Ici les deux segments les plus intéressants restant certainement le témoignage d’Alexandre Aja sur sa collaboration avec le cinéaste et bien entendu l’analyse complète et brillante (comme toujours) de Jean-Baptiste Thoret qui redonne toute sa place au film dans l’histoire du cinéma d’horreur et du cinéma indépendant américain.

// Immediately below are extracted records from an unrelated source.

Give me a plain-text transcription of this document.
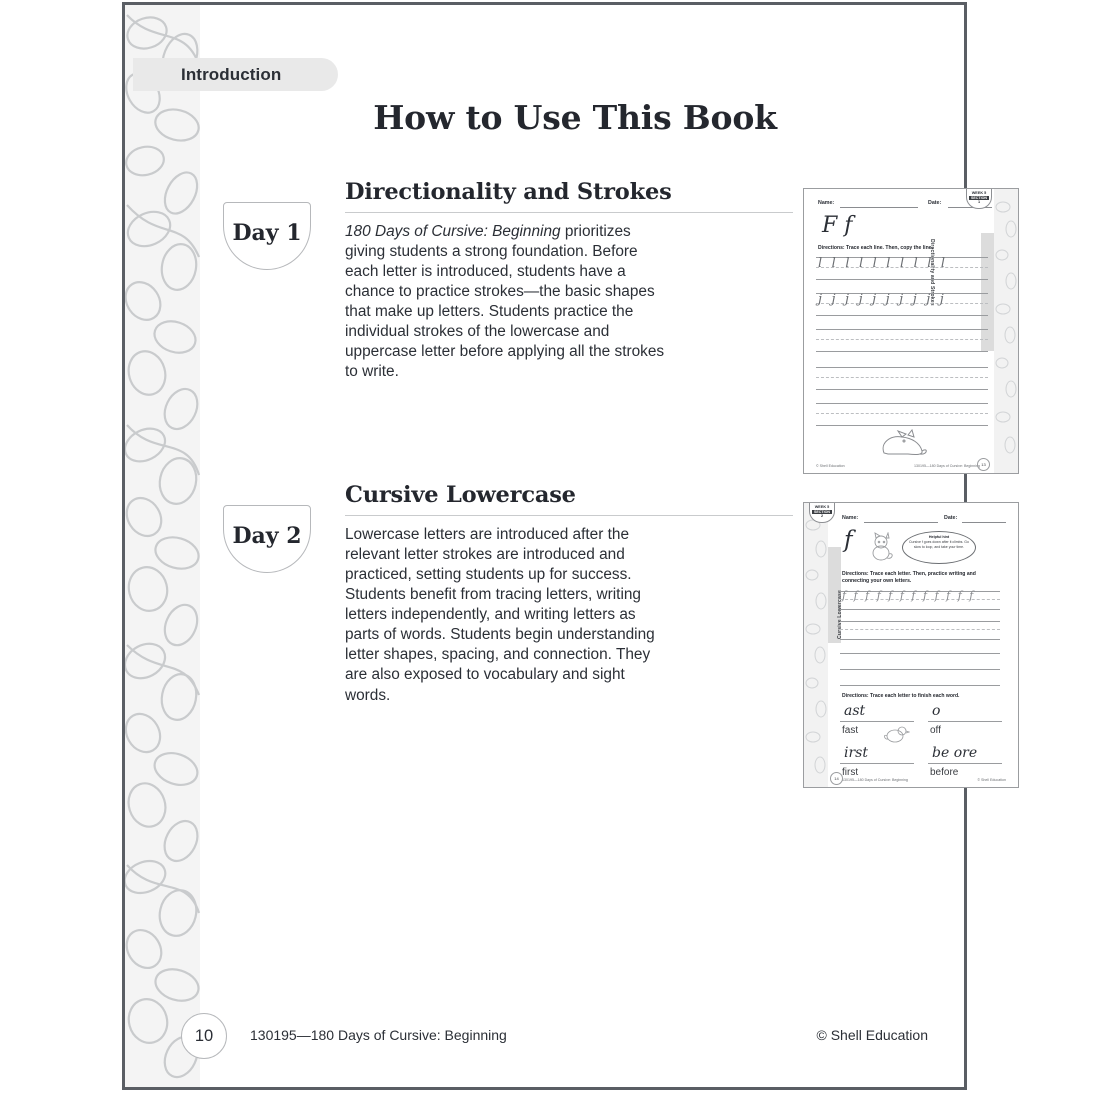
Introduction
How to Use This Book
Day 1
Directionality and Strokes
180 Days of Cursive: Beginning prioritizes giving students a strong foundation. Before each letter is introduced, students have a chance to practice strokes—the basic shapes that make up letters. Students practice the individual strokes of the lowercase and uppercase letter before applying all the strokes to write.
Directionality and Strokes
WEEK 5
SECTION
1
Name:	Date:
F f
Directions: Trace each line. Then, copy the line.
llllllllll
jjjjjjjjjj
© Shell Education	130195—180 Days of Cursive: Beginning 13
Day 2
Cursive Lowercase
Lowercase letters are introduced after the relevant letter strokes are introduced and practiced, setting students up for success. Students benefit from tracing letters, writing letters independently, and writing letters as parts of words. Students begin understanding letter shapes, spacing, and connection. They are also exposed to vocabulary and sight words.
Cursive Lowercase
WEEK 5
SECTION
2	Name:	Date:
f	Helpful hint
Cursive f goes down after it climbs. Go slow to loop, and take your time.
Directions: Trace each letter. Then, practice writing and connecting your own letters.
ffffffffffff
Directions: Trace each letter to finish each word.
ast
fast
o
off
irst
first
be ore
before
130195—180 Days of Cursive: Beginning	© Shell Education
14
10	130195—180 Days of Cursive: Beginning	© Shell Education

Enfin, cette édition ne serait bien évidement pas complète si elle ne proposait pas les trois montages du film. La version intégrale en tête de proue, mais aussi la version censurée largement diffusée pendant des années et le montage américain légèrement plus cut et alternatif (certains angles sont différents tous comme l’ordre de certaines séquences) intitulé Krug & Company. Le dernier disque propose aussi le film dans sa version dégueue et méchamment recadrée de l’ère de la VHS… mais là c’est du sadisme.
Liste des bonus
Le Blu-ray du film en version Unrated (84’), le Blu-ray du film dans son montage Krug & Company Cut (84’) et en version censurée (82’), le Blu-ray du film en version VHS, 1 livre rédigé par Marc Toullec (52 pages), 1 affiche, 5 tirages de photos du film, 5 reproductions de lobby cards du film (photos d’exploitation), Présentation du film par Jean-Baptiste Thoret (5’), Commentaire audio de Wes Craven et Sean S. Cunningham (VOST), Commentaire audio de David Hess, Marc Sheffler et Fred Lincoln (VOST), « Les Femmes dans le rape-and-revenge » : Entretien croisé avec Célia Sauvage, Clara Sebastiao et Violaine de Charnage (72’), « Ce n’est que du cinéma » : making of 29’), « Le Crime qui a changé le cinéma » : Interview de Wes Craven, Sean S. Cunningham et des acteurs 39’), « L’Héritage de Wes Craven » : entretien avec Alexandre Aja (17’), « Wes Craven, l’Amérique sauvage » : Conférence de Stéphane Du Mesnildot dans le cadre de la rétrospective Wes Craven à la Cinémathèque Française du 29 juin au 31 juillet 2016 (67’), « L’Empreinte Wes Craven » : l’influence de Wes Craven sur trois réalisateurs français David Perrault, Yann Gonzalez et Hélier Cisterne (17’), « Toujours debout, l’héritage de La Dernière Maison sur la gauche » : Interview d’archive avec Wes Craven (15’), « La Violence pour elle-même » par Jean-Baptiste Thoret (56’), « Krug fait plier l’Angleterre » (24’), « Images interdites » (8’), « Composer la musique de La Dernière Maison Sur La Gauche » : entretien avec David Hess (10’), « Tales That’ll Tear Your Heart Out, Roy Frumkes » : court métrage inachevé de Craven ( 11’), Scène coupée : « Mari Dying at the Lake » (1’), Prises de vues alternatives (48’), Bandes-annonces internationales.